# Best way to clean out gunked up engine!?



## mrkanda (Mar 15, 2004)

Hello,

I have a car that has been sitting around for a few years not really being used. It has only had about 2k miles put on it in the last 4 years but only has about 87k miles on it. Now it has low oil pressure and really bad knocking sound when I turn it on. I'm pretty sure that it is gunked up inside and may have a bad oil pump. Could anyone tell me how to best clean out the gunk and hopefully save my engine. I did get the oil changed a little while ago, so it looks clean, but it doesn't run that way. Please help. Thanks!

Sincerely,
Mrkanda Fitch


----------



## Bror Jace (Apr 26, 2003)

I'm not a fan of most flushes.

Cheap, kerosene-based flushes can do a lot of damage ... and if your car has a lot of gunk, removing it all at once can plug up oil passages and cause oil starvation in places ... and possible damage.

This stuff (ester-based) has a strong following:

http://www.auto-rx.com/

But I've never used it ... never felt a need to.

I'd run gas/diesel engine oil (15W-40) for a couple short (2,000 miles) intervals. This stuff has a much stronger detergent and dispersant package and will clean your motor. I like Chevron Delo400 the best but there are no 'bad' 15W-40 oils that I know of.

Watch for this oil to turn dark quite quickly as it cleans.

This is a relatively inexpensive and very safe way to flush your motor out.


----------



## sunnysentra (Jul 24, 2002)

I would get some BG products. they work well. I used the BG 44K in the gas and cleaned the carbon off the pistons and valves. 

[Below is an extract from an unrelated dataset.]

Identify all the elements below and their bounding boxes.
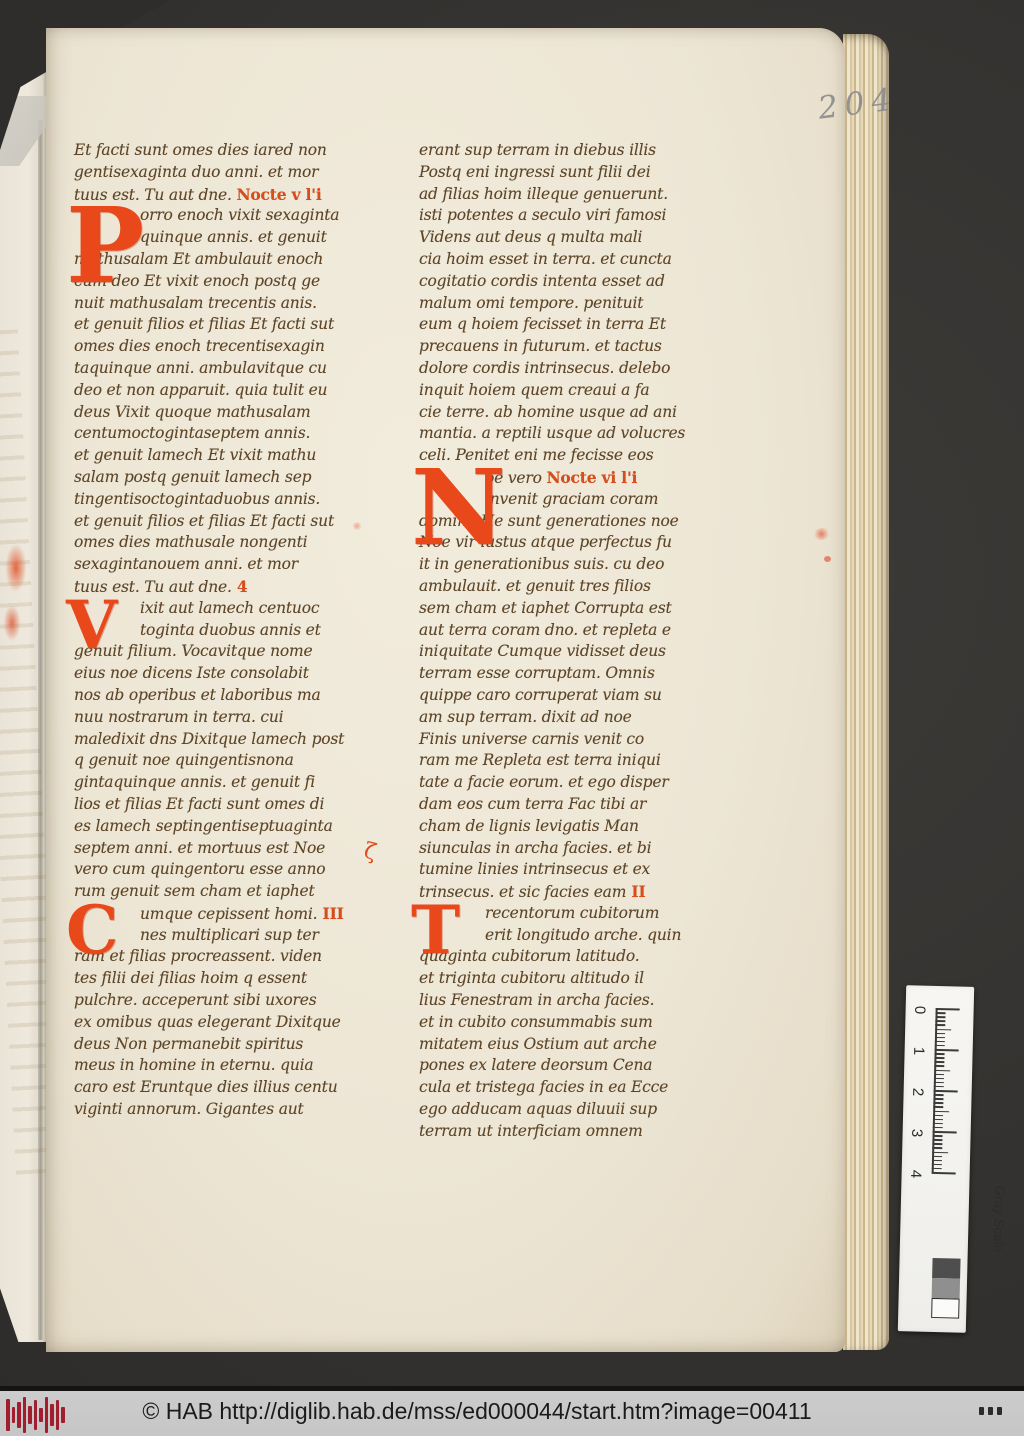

I hate to say it but if you hear a knocking sound, if the wrist pin and main bearings have not had oil on them for that long, they are dry and you damaged them by starting the motor up. the best way properly is to prime the engine with oil through the oil passages with pressure, then crank the motor without fuel and spark to just turn the thing over. When you store a motor, you should drop in 2 teaspoons of oil in the cylinders and start it up and then qucikly shut if off to get oil residue on the cylinders and piston skirts. 

Chris 92 classic


----------